I'm trying to configure Port C on the KL25Z on the Freedom board for GPIO and I get a hard fault/exception when I access PORTC->PCR[0]. Ports A, B, and D don't (seem to) give any problems. I'm using Keil MicroVision 4. Would anyone have any information on what's going on?
Thanks!
Solved! Go to Solution.
Try this:
// Need to do this or setting PCR registers will generate a hard fault. |
// 12.2.9 This enables the clock so you can pin route.
SIM_SCGC5 |= (SIM_SCGC5_PORTD_MASK | SIM_SCGC5_PORTA_MASK | SIM_SCGC5_PORTC_MASK | SIM_SCGC5_PORTB_MASK | SIM_SCGC5_PORTE_MASK );
Thanks for the suggestions. It sounds like a job for ... MicroTraceBuffer-Man! I'll let you know who the villain turns out to be.
Try this:
// Need to do this or setting PCR registers will generate a hard fault. |
// 12.2.9 This enables the clock so you can pin route.
SIM_SCGC5 |= (SIM_SCGC5_PORTD_MASK | SIM_SCGC5_PORTA_MASK | SIM_SCGC5_PORTC_MASK | SIM_SCGC5_PORTB_MASK | SIM_SCGC5_PORTE_MASK );
Thanks, Jim. That did it!
Alex,
Please mark this as the answer so others will see this as solved and hopefully avoid the pain we went through to figure this out....
thanks.
I have seen cases where a dangling pointer was writing to the stack, and when the pcr register was restored, it had the T bit cleared, causing a hard fault at the next branch instruction.

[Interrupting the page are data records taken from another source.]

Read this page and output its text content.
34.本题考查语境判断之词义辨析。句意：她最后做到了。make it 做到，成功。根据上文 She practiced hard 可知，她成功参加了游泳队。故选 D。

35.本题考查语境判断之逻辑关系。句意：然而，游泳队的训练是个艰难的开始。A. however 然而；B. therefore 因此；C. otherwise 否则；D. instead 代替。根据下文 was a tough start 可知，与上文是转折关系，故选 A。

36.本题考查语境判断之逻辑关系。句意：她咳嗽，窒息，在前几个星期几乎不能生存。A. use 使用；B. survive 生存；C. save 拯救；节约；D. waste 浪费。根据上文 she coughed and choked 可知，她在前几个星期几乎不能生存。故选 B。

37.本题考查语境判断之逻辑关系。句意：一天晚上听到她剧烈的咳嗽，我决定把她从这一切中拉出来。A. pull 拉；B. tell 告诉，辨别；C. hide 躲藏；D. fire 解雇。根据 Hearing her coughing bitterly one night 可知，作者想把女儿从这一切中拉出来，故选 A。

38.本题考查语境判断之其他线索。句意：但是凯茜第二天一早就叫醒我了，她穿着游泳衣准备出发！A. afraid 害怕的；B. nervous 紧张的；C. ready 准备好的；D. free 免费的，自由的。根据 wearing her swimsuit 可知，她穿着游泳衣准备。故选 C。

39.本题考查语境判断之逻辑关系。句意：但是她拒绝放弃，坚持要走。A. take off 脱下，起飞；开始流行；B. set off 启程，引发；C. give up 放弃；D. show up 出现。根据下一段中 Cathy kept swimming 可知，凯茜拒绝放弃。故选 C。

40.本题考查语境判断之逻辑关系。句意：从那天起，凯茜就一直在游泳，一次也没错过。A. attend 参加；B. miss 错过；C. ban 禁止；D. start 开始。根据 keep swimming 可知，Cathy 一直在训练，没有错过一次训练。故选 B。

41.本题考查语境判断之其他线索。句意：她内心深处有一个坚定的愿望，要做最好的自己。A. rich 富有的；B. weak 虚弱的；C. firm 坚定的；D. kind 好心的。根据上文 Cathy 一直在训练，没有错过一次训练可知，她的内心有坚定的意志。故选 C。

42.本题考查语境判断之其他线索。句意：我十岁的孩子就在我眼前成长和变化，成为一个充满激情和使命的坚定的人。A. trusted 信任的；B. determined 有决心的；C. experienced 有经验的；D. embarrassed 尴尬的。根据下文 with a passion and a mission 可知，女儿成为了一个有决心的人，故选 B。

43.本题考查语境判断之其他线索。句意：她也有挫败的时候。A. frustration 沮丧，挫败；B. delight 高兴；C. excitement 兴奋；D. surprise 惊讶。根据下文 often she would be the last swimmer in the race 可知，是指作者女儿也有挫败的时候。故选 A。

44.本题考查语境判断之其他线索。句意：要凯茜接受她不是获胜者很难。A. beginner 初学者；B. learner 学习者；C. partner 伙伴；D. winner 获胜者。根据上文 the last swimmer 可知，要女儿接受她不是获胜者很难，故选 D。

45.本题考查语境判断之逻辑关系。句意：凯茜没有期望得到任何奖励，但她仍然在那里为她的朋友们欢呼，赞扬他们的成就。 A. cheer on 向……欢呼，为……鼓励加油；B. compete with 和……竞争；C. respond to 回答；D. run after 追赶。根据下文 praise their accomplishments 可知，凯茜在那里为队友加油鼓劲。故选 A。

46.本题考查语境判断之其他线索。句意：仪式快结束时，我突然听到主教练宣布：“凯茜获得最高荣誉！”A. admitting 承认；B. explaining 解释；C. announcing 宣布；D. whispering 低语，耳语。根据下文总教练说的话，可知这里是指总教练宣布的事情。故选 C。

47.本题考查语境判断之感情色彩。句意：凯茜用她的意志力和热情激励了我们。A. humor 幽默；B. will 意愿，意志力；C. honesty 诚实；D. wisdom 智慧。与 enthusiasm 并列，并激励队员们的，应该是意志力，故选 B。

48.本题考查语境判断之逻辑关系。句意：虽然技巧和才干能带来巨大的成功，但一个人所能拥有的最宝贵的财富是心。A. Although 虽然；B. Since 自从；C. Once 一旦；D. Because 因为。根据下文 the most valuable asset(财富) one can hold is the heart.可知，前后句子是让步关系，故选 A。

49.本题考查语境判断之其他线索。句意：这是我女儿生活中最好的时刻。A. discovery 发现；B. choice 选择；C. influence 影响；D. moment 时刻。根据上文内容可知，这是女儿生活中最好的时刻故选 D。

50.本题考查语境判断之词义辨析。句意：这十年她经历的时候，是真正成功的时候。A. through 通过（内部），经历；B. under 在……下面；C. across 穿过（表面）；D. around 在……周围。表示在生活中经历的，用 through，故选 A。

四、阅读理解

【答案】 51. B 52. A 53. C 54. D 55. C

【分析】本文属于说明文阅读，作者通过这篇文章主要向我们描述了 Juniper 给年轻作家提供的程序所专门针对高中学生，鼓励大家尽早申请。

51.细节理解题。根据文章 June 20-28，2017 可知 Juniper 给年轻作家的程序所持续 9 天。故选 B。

It was helpful for me to write a small interrupt handler as described in Debugging Hard Faults on ARM Cortex-M | MCU on Eclipse
Erich
It's a little hard to tell what's going on based upon your description. The ARM Cortex-M0+ Devices Generic User Guide (document DUI0662A) may shed some light, specifically section 2.4 "Fault handling":
"Faults are a subset of exceptions, see Exception model on page 2-16. All faults result in the HardFault exception being taken or cause Lockup if they occur in the NMI or HardFault handler.
The faults are:
• execution of an SVC instruction at a priority equal or higher than SVCall
• execution of a BKPT instruction without a debugger attached
• a system-generated bus error on a load or store
• execution of an instruction from an XN memory address
• execution of an instruction from a location for which the system generates a bus fault
• a system-generated bus error on a vector fetch
• execution of an Undefined instruction
• execution of an instruction when not in Thumb-State as a result of the T-bit being previously cleared to 0
• an attempted load or store to an unaligned address
• if the device implements the MPU, an MPU fault because of a privilege violation or an attempt to access an unmanaged region.
I recently encountered a HardFault caused by a BLX instruction that was clearing the T-bit. I didn't see anything wrong with my C source code. I found the problem as I single-stepped through the resultant assembly language. I found the cause in section 3.3.2 "Restrictions when using PC or SP" of the same manual:
"When you update the PC with a BX, BLX, or POP instruction, bit[0] of any address must be 1 for correct execution. This is because this bit indicates the destination instruction set, and the Cortex-M0+ processor only supports Thumb instructions. When a BL or BLX instruction writes the value of bit[0] into the LR it is automatically assigned the value 1."
In my case, the destination address for the BLX instruction had its least significant bit cleared, i.e., bit[0] = 0. Sure enough, when the BLX instruction executed I saw the T-bit clear in the Execution Program Status Register (EPSR). As indicated above, this needs to change to bit[0] = 1 to stay in the the Thumb code state. I fixed this by simply incrementing the destination address (which was a pointer variable) prior to the execution of the BLX instruction.
I'm not sure if this applies to your particular scenario but I hope that it gives you an idea as to where to look.
Best Regards,
Derrick